Des données exactes mais bien choisies. Le premier calcul met de coté tout l’apprentissage du supérieur long qui est très important. Finalement 39% des élèves du 2ème cycle du secondaire sont en professionnel en FRance contre 42% en moyenne de l’OCDE. S’agissant des programmes emploi-études (apprentissage, alternance),la FRance est bien en dessous de la moyenne OCDE. Mais celle-ci est tirée par quelques pays ayant un apprentissage très important : Allemagne, Irlande, Autriche, Royaume Uni. Elle se situe dans la médiane de l’OCDE. Les jeunes en apprentissage accèdent davantage à l’emploi après leur formation (79 contre 64% pour la voie scolaire) mais le taux de décrochage est nettement plus important que dans la voie scolaire et les élèves sont déjà triés au moment de l’obtention du contrat.
Soutien aux réformes
L’OCDE semble valider les réformes en cours. « En France, des efforts sont faits depuis 2018 afin de rendre le secteur de l’EFP plus attrayant, plus efficace et plus ouvert sur le monde et les métiers d’avenir. Cela passe par le développement de l’apprentissage dans tous les lycées professionnels dans tous les lycées professionnels, mais aussi par la transformation progressive et accompagnée des filières à faible capacité d’insertion professionnelle et un partenariat renouvelé avec les entreprises pour favoriser l’insertion des jeunes. »

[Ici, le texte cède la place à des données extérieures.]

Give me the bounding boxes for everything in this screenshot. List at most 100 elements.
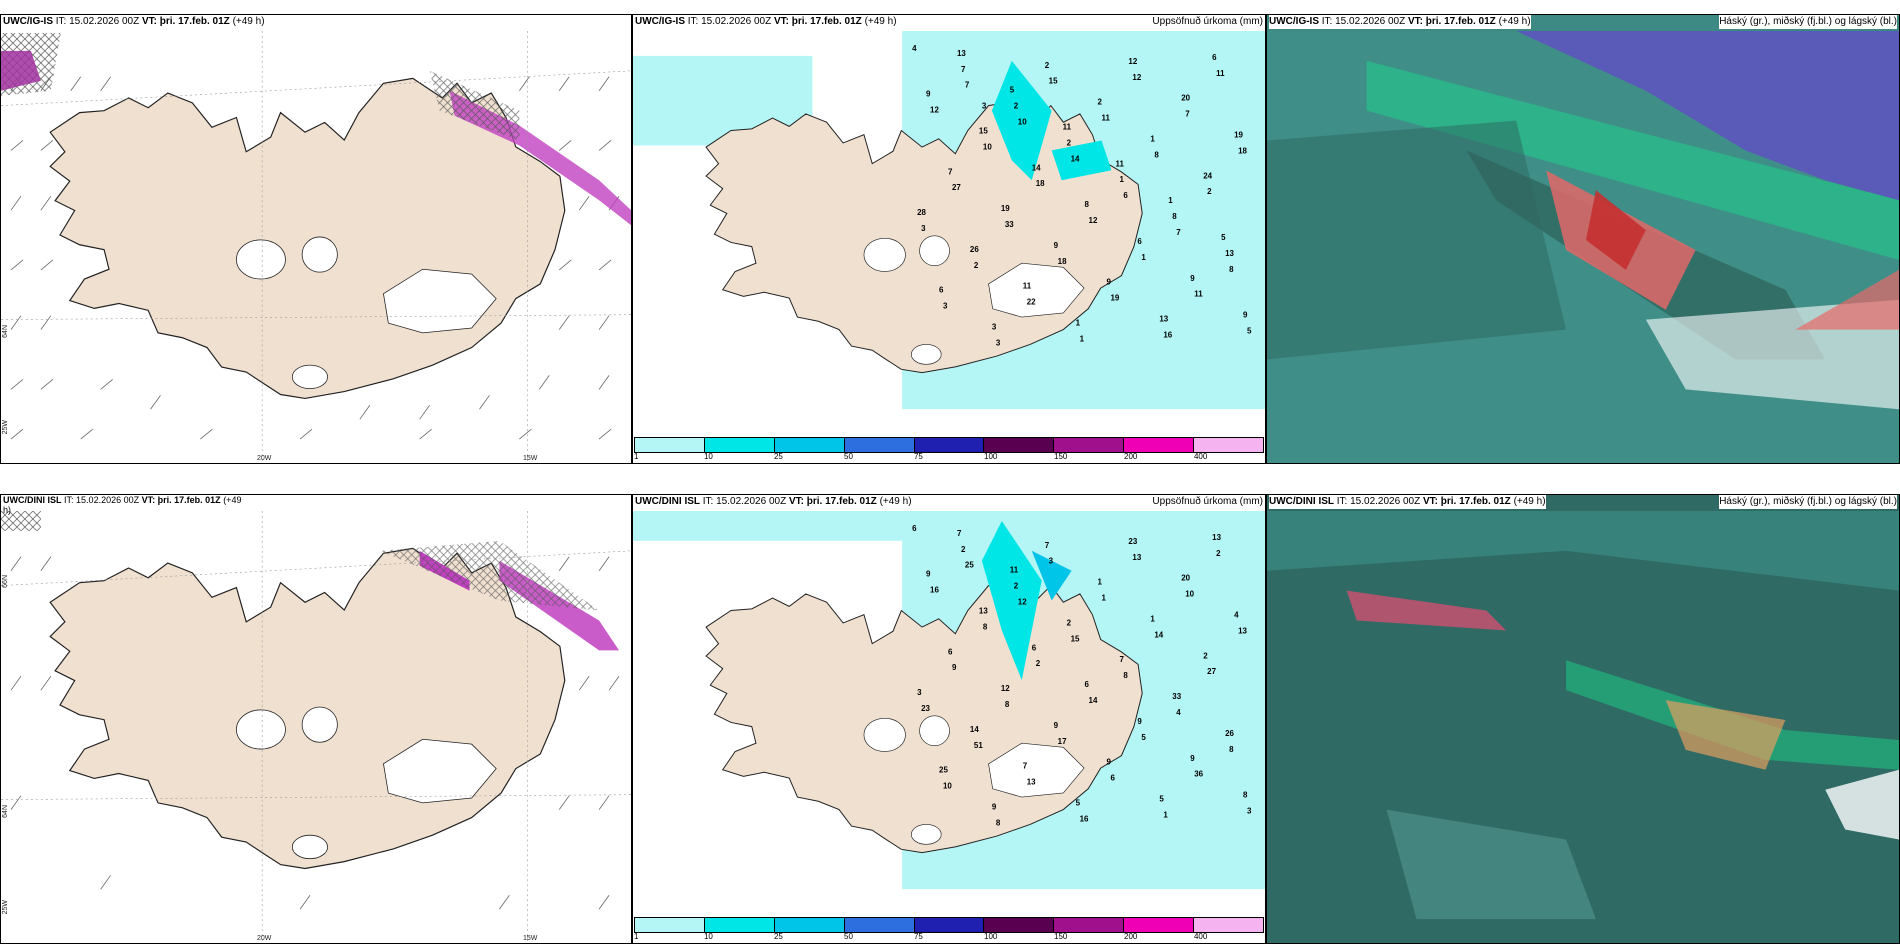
lon-20w-label: 20W xyxy=(257,935,272,942)
precip-value-label: 1 xyxy=(1168,196,1173,205)
precip-value-label: 7 xyxy=(948,167,953,176)
legend-label: 150 xyxy=(1054,932,1068,941)
precip-value-label: 36 xyxy=(1194,770,1203,779)
precip-value-label: 9 xyxy=(1107,758,1112,767)
precip-value-label: 12 xyxy=(1001,684,1010,693)
precip-value-label: 7 xyxy=(957,529,962,538)
precip-value-label: 25 xyxy=(965,561,974,570)
precip-value-label: 13 xyxy=(1225,249,1234,258)
precip-value-label: 8 xyxy=(983,622,988,631)
precip-value-label: 6 xyxy=(1212,53,1217,62)
precip-value-label: 18 xyxy=(1238,146,1247,155)
precip-value-label: 6 xyxy=(948,647,953,656)
lat-66n-label: 66N xyxy=(2,575,9,588)
precip-value-label: 13 xyxy=(1132,553,1141,562)
precip-value-label: 13 xyxy=(979,606,988,615)
panel-title: UWC/IG-IS IT: 15.02.2026 00Z VT: þri. 17… xyxy=(635,16,897,27)
precip-value-label: 24 xyxy=(1203,171,1212,180)
precip-value-label: 9 xyxy=(1054,721,1059,730)
precip-value-label: 3 xyxy=(992,323,997,332)
legend-swatch xyxy=(1194,438,1264,452)
precip-value-label: 4 xyxy=(1234,610,1239,619)
precip-value-label: 3 xyxy=(996,338,1001,347)
panel-cloud-ig: UWC/IG-IS IT: 15.02.2026 00Z VT: þri. 17… xyxy=(1266,14,1900,464)
precip-value-label: 8 xyxy=(1123,671,1128,680)
legend-label: 50 xyxy=(844,452,853,461)
lon-25w-label: 25W xyxy=(2,420,9,435)
precip-value-label: 27 xyxy=(1207,667,1216,676)
precip-value-label: 5 xyxy=(1247,327,1252,336)
precip-value-label: 1 xyxy=(1163,810,1168,819)
precip-value-label: 2 xyxy=(1216,549,1221,558)
precip-value-label: 12 xyxy=(1089,216,1098,225)
precip-value-label: 10 xyxy=(1018,118,1027,127)
wind-map xyxy=(1,511,631,943)
precip-value-label: 10 xyxy=(943,782,952,791)
panel-title: UWC/DINI ISL IT: 15.02.2026 00Z VT: þri.… xyxy=(1269,495,1546,509)
precip-value-label: 8 xyxy=(1154,150,1159,159)
precip-value-label: 7 xyxy=(1045,541,1050,550)
precip-value-label: 11 xyxy=(1102,114,1111,123)
precip-value-label: 14 xyxy=(1071,154,1080,163)
legend-swatch xyxy=(914,438,985,452)
precip-value-label: 18 xyxy=(1036,179,1045,188)
legend-swatch xyxy=(1124,918,1195,932)
precip-legend: 1 10 25 50 75 100 150 200 400 xyxy=(633,435,1265,463)
precip-value-label: 11 xyxy=(1023,282,1032,291)
precip-value-label: 12 xyxy=(1018,598,1027,607)
legend-swatch xyxy=(704,438,775,452)
precip-value-label: 6 xyxy=(1110,774,1115,783)
legend-swatch xyxy=(984,438,1055,452)
legend-label: 400 xyxy=(1193,452,1208,461)
precip-value-label: 12 xyxy=(1132,73,1141,82)
precip-value-label: 5 xyxy=(1010,86,1015,95)
legend-swatch xyxy=(635,918,705,932)
precip-value-label: 7 xyxy=(1185,110,1190,119)
precip-value-label: 7 xyxy=(1023,762,1028,771)
precip-value-label: 16 xyxy=(1080,814,1089,823)
precip-map: 6 25 12 15 8 4 8 10 8 3 1 14 27 23 51 13 16 13 10 13 9 8 17 6 1 2… xyxy=(633,511,1265,915)
lat-64n-label: 64N xyxy=(2,325,9,338)
precip-value-label: 20 xyxy=(1181,94,1190,103)
legend-label: 1 xyxy=(634,932,639,941)
precip-value-label: 2 xyxy=(961,545,966,554)
legend-swatch xyxy=(1194,918,1264,932)
precip-value-label: 14 xyxy=(1154,630,1163,639)
legend-swatch xyxy=(635,438,705,452)
precip-value-label: 9 xyxy=(992,803,997,812)
precip-value-label: 1 xyxy=(1150,134,1155,143)
precip-value-label: 8 xyxy=(1229,265,1234,274)
legend-swatch xyxy=(774,438,845,452)
precip-value-label: 8 xyxy=(1243,791,1248,800)
precip-value-label: 9 xyxy=(926,90,931,99)
panel-wind-dini: UWC/DINI ISL IT: 15.02.2026 00Z VT: þri.… xyxy=(0,494,632,944)
precip-value-label: 9 xyxy=(1137,717,1142,726)
panel-title: UWC/DINI ISL IT: 15.02.2026 00Z VT: þri.… xyxy=(3,495,242,515)
legend-label: 50 xyxy=(844,932,853,941)
legend-label: 100 xyxy=(984,452,998,461)
precip-value-label: 9 xyxy=(1190,274,1195,283)
precip-value-label: 6 xyxy=(912,524,917,533)
panel-variable: Uppsöfnuð úrkoma (mm) xyxy=(1152,496,1263,507)
lon-15w-label: 15W xyxy=(523,935,538,942)
precip-value-label: 17 xyxy=(1058,737,1067,746)
lat-64n-label: 64N xyxy=(2,805,9,818)
legend-label: 10 xyxy=(703,932,713,941)
precip-value-label: 23 xyxy=(921,704,930,713)
panel-variable: Uppsöfnuð úrkoma (mm) xyxy=(1152,16,1263,27)
precip-value-label: 2 xyxy=(1045,61,1050,70)
precip-value-label: 2 xyxy=(1036,659,1041,668)
precip-value-label: 18 xyxy=(1058,257,1067,266)
wind-map xyxy=(1,31,631,463)
precip-value-label: 27 xyxy=(952,183,961,192)
precip-value-label: 3 xyxy=(1049,557,1054,566)
svg-text:3: 3 xyxy=(982,102,987,111)
cloud-map xyxy=(1267,31,1899,463)
cloud-map xyxy=(1267,511,1899,943)
precip-value-label: 9 xyxy=(1054,241,1059,250)
precip-value-label: 1 xyxy=(1076,319,1081,328)
precip-value-label: 28 xyxy=(917,208,926,217)
panel-cloud-dini: UWC/DINI ISL IT: 15.02.2026 00Z VT: þri.… xyxy=(1266,494,1900,944)
precip-value-label: 15 xyxy=(1049,77,1058,86)
precip-value-label: 5 xyxy=(1141,733,1146,742)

L’OCDE pointe quand même des insuffisances. Seulement 62% des élèves dans des voies donnant la possibilité d’accéder au supérieur (bac pro) contre 70% dans l’OCDE. La réforme du lycée professionnel et Parcoursup ont réduit cet accès. Pour l’OCDEpour valoriser le professionnel il faut « renforcer l’exigence académique et ne pas délaisser les compétences générales », or c’est ce qu’instaure la réforme en allégeant les horaires des disciplines générales.